What holds us back? What are we expected to do? This is what I’m curious about. As a young woman, many actions are expected and forbidden. On a personal level, I sometimes feel trapped by expectations, be it in how I should dress, how I should behave, how I should reject people and ideas and handle rejection. Sometimes, this can be too much. Break/try was originally inspired by my grandmother. Before she passed away, she told me she broke off the heels of her shoes at her own wedding because she was sick of wearing them. I saw this as a groundbreaking action and it touched me for the rest of my life.

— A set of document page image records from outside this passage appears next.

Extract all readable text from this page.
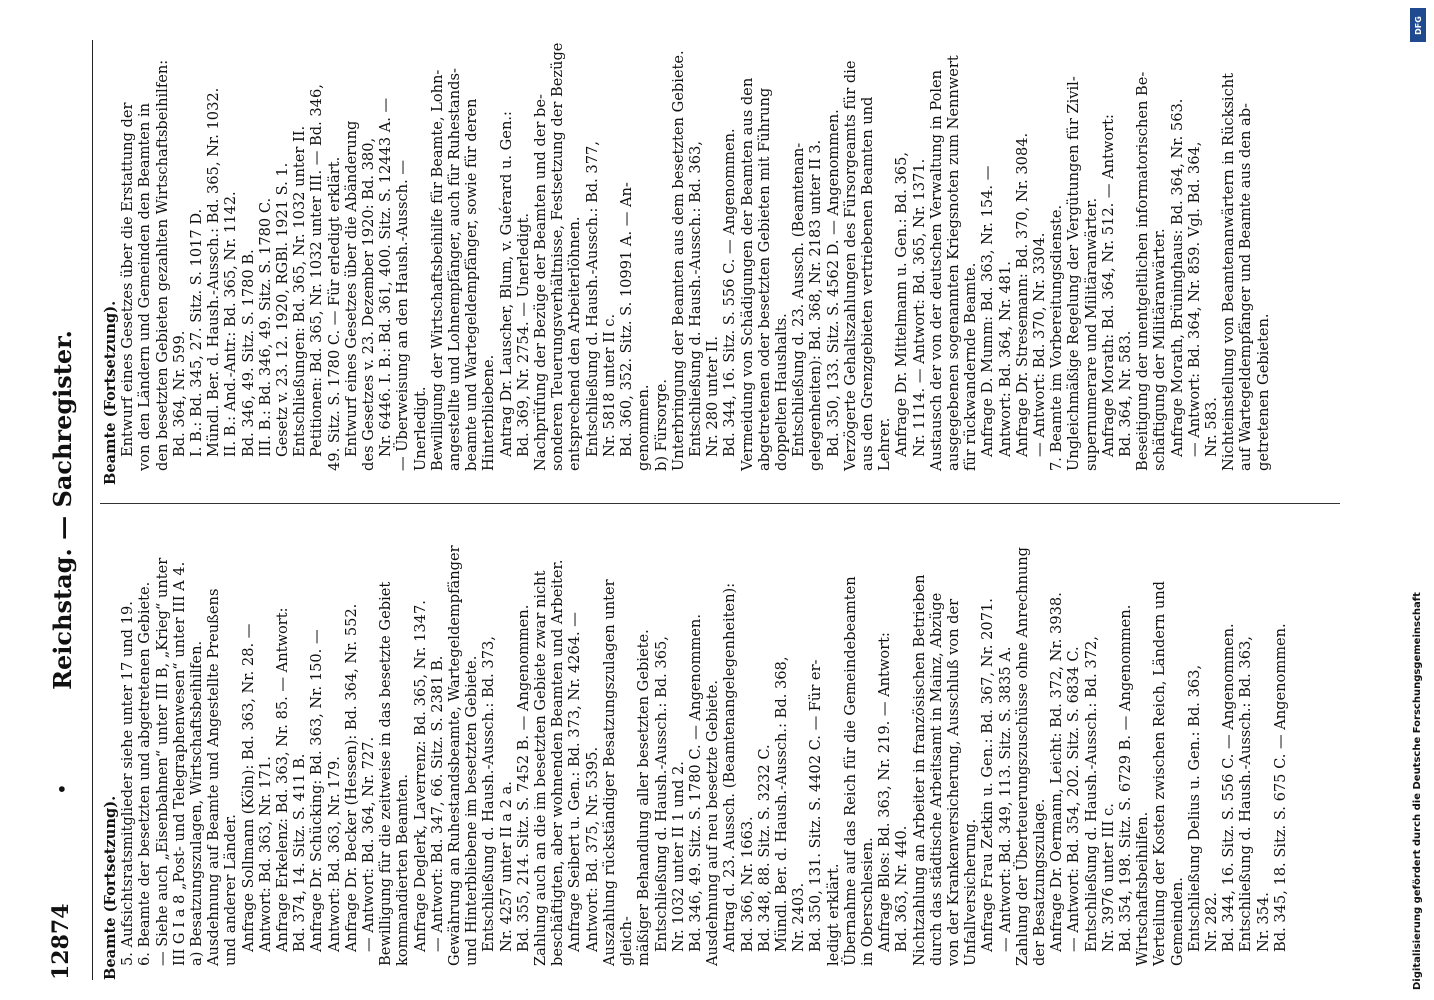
12874
•
Reichstag. — Sachregister.
Beamte (Fortsetzung). 5. Aufsichtsratsmitglieder siehe unter 17 und 19. 6. Beamte der besetzten und abgetretenen Gebiete. — Siehe auch „Eisenbahnen“ unter III B, „Krieg“ unter III G I a 8 „Post- und Telegraphenwesen“ unter III A 4. a) Besatzungszulagen, Wirtschaftsbeihilfen. Ausdehnung auf Beamte und Angestellte Preußens und anderer Länder. Anfrage Sollmann (Köln): Bd. 363, Nr. 28. — Antwort: Bd. 363, Nr. 171. Anfrage Erkelenz: Bd. 363, Nr. 85. — Antwort: Bd. 374, 14. Sitz. S. 411 B. Anfrage Dr. Schücking: Bd. 363, Nr. 150. — Antwort: Bd. 363, Nr. 179. Anfrage Dr. Becker (Hessen): Bd. 364, Nr. 552. — Antwort: Bd. 364, Nr. 727. Bewilligung für die zeitweise in das besetzte Gebiet kommandierten Beamten. Anfrage Deglerk, Laverrenz: Bd. 365, Nr. 1347. — Antwort: Bd. 347, 66. Sitz. S. 2381 B. Gewährung an Ruhestandsbeamte, Wartegeldempfänger und Hinterbliebene im besetzten Gebiete. Entschließung d. Haush.-Aussch.: Bd. 373, Nr. 4257 unter II a 2 a. Bd. 355, 214. Sitz. S. 7452 B. — Angenommen. Zahlung auch an die im besetzten Gebiete zwar nicht beschäftigten, aber wohnenden Beamten und Arbeiter. Anfrage Seibert u. Gen.: Bd. 373, Nr. 4264. — Antwort: Bd. 375, Nr. 5395. Auszahlung rückständiger Besatzungszulagen unter gleich- mäßiger Behandlung aller besetzten Gebiete. Entschließung d. Haush.-Aussch.: Bd. 365, Nr. 1032 unter II 1 und 2. Bd. 346, 49. Sitz. S. 1780 C. — Angenommen. Ausdehnung auf neu besetzte Gebiete. Antrag d. 23. Aussch. (Beamtenangelegenheiten): Bd. 366, Nr. 1663. Bd. 348, 88. Sitz. S. 3232 C. Mündl. Ber. d. Haush.-Aussch.: Bd. 368, Nr. 2403. Bd. 350, 131. Sitz. S. 4402 C. — Für er- ledigt erklärt. Übernahme auf das Reich für die Gemeindebeamten in Oberschlesien. Anfrage Blos: Bd. 363, Nr. 219. — Antwort: Bd. 363, Nr. 440. Nichtzahlung an Arbeiter in französischen Betrieben durch das städtische Arbeitsamt in Mainz, Abzüge von der Krankenversicherung, Ausschluß von der Unfallversicherung. Anfrage Frau Zetkin u. Gen.: Bd. 367, Nr. 2071. — Antwort: Bd. 349, 113. Sitz. S. 3835 A. Zahlung der Überteuerungszuschüsse ohne Anrechnung der Besatzungszulage. Anfrage Dr. Oermann, Leicht: Bd. 372, Nr. 3938. — Antwort: Bd. 354, 202. Sitz. S. 6834 C. Entschließung d. Haush.-Aussch.: Bd. 372, Nr. 3976 unter III c. Bd. 354, 198. Sitz. S. 6729 B. — Angenommen. Wirtschaftsbeihilfen. Verteilung der Kosten zwischen Reich, Ländern und Gemeinden. Entschließung Delius u. Gen.: Bd. 363, Nr. 282. Bd. 344, 16. Sitz. S. 556 C. — Angenommen. Entschließung d. Haush.-Aussch.: Bd. 363, Nr. 354. Bd. 345, 18. Sitz. S. 675 C. — Angenommen.
Beamte (Fortsetzung). Entwurf eines Gesetzes über die Erstattung der von den Ländern und Gemeinden den Beamten in den besetzten Gebieten gezahlten Wirtschaftsbeihilfen: Bd. 364, Nr. 599. I. B.: Bd. 345, 27. Sitz. S. 1017 D. Mündl. Ber. d. Haush.-Aussch.: Bd. 365, Nr. 1032. II. B.: And.-Antr.: Bd. 365, Nr. 1142. Bd. 346, 49. Sitz. S. 1780 B. III. B.: Bd. 346, 49. Sitz. S. 1780 C. Gesetz v. 23. 12. 1920, RGBl. 1921 S. 1. Entschließungen: Bd. 365, Nr. 1032 unter II. Petitionen: Bd. 365, Nr. 1032 unter III. — Bd. 346, 49. Sitz. S. 1780 C. — Für erledigt erklärt. Entwurf eines Gesetzes über die Abänderung des Gesetzes v. 23. Dezember 1920: Bd. 380, Nr. 6446. I. B.: Bd. 361, 400. Sitz. S. 12443 A. — — Überweisung an den Haush.-Aussch. — Unerledigt. Bewilligung der Wirtschaftsbeihilfe für Beamte, Lohn- angestellte und Lohnempfänger, auch für Ruhestands- beamte und Wartegeldempfänger, sowie für deren Hinterbliebene. Antrag Dr. Lauscher, Blum, v. Guérard u. Gen.: Bd. 369, Nr. 2754. — Unerledigt. Nachprüfung der Bezüge der Beamten und der be- sonderen Teuerungsverhältnisse, Festsetzung der Bezüge entsprechend den Arbeiterlöhnen. Entschließung d. Haush.-Aussch.: Bd. 377, Nr. 5818 unter II c. Bd. 360, 352. Sitz. S. 10991 A. — An- genommen. b) Fürsorge. Unterbringung der Beamten aus dem besetzten Gebiete. Entschließung d. Haush.-Aussch.: Bd. 363, Nr. 280 unter II. Bd. 344, 16. Sitz. S. 556 C. — Angenommen. Vermeidung von Schädigungen der Beamten aus den abgetretenen oder besetzten Gebieten mit Führung doppelten Haushalts. Entschließung d. 23. Aussch. (Beamtenan- gelegenheiten): Bd. 368, Nr. 2183 unter II 3. Bd. 350, 133. Sitz. S. 4562 D. — Angenommen. Verzögerte Gehaltszahlungen des Fürsorgeamts für die aus den Grenzgebieten vertriebenen Beamten und Lehrer. Anfrage Dr. Mittelmann u. Gen.: Bd. 365, Nr. 1114. — Antwort: Bd. 365, Nr. 1371. Austausch der von der deutschen Verwaltung in Polen ausgegebenen sogenannten Kriegsnoten zum Nennwert für rückwandernde Beamte. Anfrage D. Mumm: Bd. 363, Nr. 154. — Antwort: Bd. 364, Nr. 481. Anfrage Dr. Stresemann: Bd. 370, Nr. 3084. — Antwort: Bd. 370, Nr. 3304. 7. Beamte im Vorbereitungsdienste. Ungleichmäßige Regelung der Vergütungen für Zivil- supernumerare und Militäranwärter. Anfrage Morath: Bd. 364, Nr. 512. — Antwort: Bd. 364, Nr. 583. Beseitigung der unentgeltlichen informatorischen Be- schäftigung der Militäranwärter. Anfrage Morath, Brüninghaus: Bd. 364, Nr. 563. — Antwort: Bd. 364, Nr. 859. Vgl. Bd. 364, Nr. 583. Nichteinstellung von Beamtenanwärtern in Rücksicht auf Wartegeldempfänger und Beamte aus den ab- getretenen Gebieten.
DFG
Digitalisierung gefördert durch die Deutsche Forschungsgemeinschaft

Heels: the shoes associated with utmost femininity. Having a stature of 5’10, I feel uncomfortable wearing heels, as I would be taller than most men and women with the added inches. This puts me in an interesting scenario: if I embrace the feminine side, I stand out as “too tall” yet if I don’t, I am not assimilated with all of the other women wearing heels. This parallels with the double bind of femininity versus masculinity. If I’m feminine, I’m weak and vapid. If I’m masculine and assertive, I’m a bitch and not in my place. For me and most girls, we’re stuck in the middle. Sometimes I feel stuck in this awkward middle at the beginning of my twenties. Unsure how to handle potential relationships, unsure how to maneuver my professional and academic decisions, and unsure of myself. I worry too much sometimes, and this makes me feel like I lose control, just like stumbling in heels. Break/try represents my struggle with fitting into certain boxes and following a certain schema of what I am supposed to be at this point in my life: figuring out my future.
Break/try was originally supposed to be a video of me dressing up as a pristine girl, walking down an elegant hallway and breaking the heels in one take. It did not turn out that way, and I’m honestly relieved. The mistakes reveal my true identity and the original idea made me feel like I was putting on a show. The stumbling is completely organic and shows how I can take awkward situations with a laugh and in a stride. The moments such as pushing away the bra strap demonstrate that even if women are feminine they must hide certain parts that are deemed “unlady like.” I capture the raw emotion of me trying to break the shoes, showing that grunts of frustrations are natural and show perseverance. Despite the failure of breaking the heels—-I walk away just fine: I am not bound to expectations myself and society deems I need to follow.
Selected for the Juried Undergraduate Video Show at the University of Iowa, 2014.